Keith Williams, British Airways

Keith Williams, British Airways

Flying to serve

Since taking the reins in January last year, Keith Williams has concentrated on rebuilding the British Airways brand, culminating in last summer’s much-lauded advertising campaign that made strong reference to BA’s heritage.

“The brand needed to recover from everything that had happened over the last three years – the [troubled] T5 opening, ash and snow disruption andindustrial action. But we needed operational stability,” he says.

“The industrial dispute went away and the stability was there. In 2011 we had our best operational performance.”

The “To Fly.
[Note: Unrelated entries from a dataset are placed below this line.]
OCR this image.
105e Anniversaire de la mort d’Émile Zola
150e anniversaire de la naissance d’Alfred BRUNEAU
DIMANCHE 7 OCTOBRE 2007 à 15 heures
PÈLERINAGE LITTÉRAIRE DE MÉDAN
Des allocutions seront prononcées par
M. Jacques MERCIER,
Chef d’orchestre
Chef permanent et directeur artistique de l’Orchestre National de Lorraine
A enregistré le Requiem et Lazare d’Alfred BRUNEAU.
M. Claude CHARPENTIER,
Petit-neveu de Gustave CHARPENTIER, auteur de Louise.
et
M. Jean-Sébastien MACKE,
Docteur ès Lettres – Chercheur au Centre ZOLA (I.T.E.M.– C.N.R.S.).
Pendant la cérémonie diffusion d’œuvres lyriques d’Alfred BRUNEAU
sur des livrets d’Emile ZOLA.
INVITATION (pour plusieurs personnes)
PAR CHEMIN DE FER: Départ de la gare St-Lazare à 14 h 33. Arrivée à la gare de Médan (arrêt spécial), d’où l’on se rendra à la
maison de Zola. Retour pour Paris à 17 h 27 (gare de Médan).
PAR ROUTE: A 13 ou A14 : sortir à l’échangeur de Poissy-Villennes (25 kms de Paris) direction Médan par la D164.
To Serve” campaign revived BA’s 40-year-old motto and emphasised its core values. And efforts to get to know customers better are paying off, says Williams. “Our customer recommendation has gone up steadily over the last 15 months to the highest it’s been. There is still work to do, but we’re hopefully on an upward curve.”

Purchasing power

The link with Iberia strengthens British Airways’ already impressive buying power, and will come into play as parent International Airlines Group negotiates the long-expected “big-twin” deal with Airbus and Boeing.

“We’ve got a large-aircraft [acquisition] programme and so has Iberia, so we’ll get a better buying capability by combining the two,” says chief executive Keith Williams.

This is the next phase of BA’s widebody fleet renewal process, and the order is being negotiated at “IAG level with input from BA”, adds Williams. The types under evaluation include the Airbus A350 and Boeing’s proposed enhanced “777-X” derivatives. In the interim, BA is taking eight 777-300ERs which are “partly a hedge on late deliveries” of the delayed 787s and A380s due from next year.

Williams says that with delivery schedules for the big twins it wants unclear, one option could be to take more -300ERs. “The problem is: is the next generation going to be so much more fuel efficient to make it worth waiting for? But I’m conscious of the fact that if you wait for something and it never turns up eventually you don’t have any aircraft.”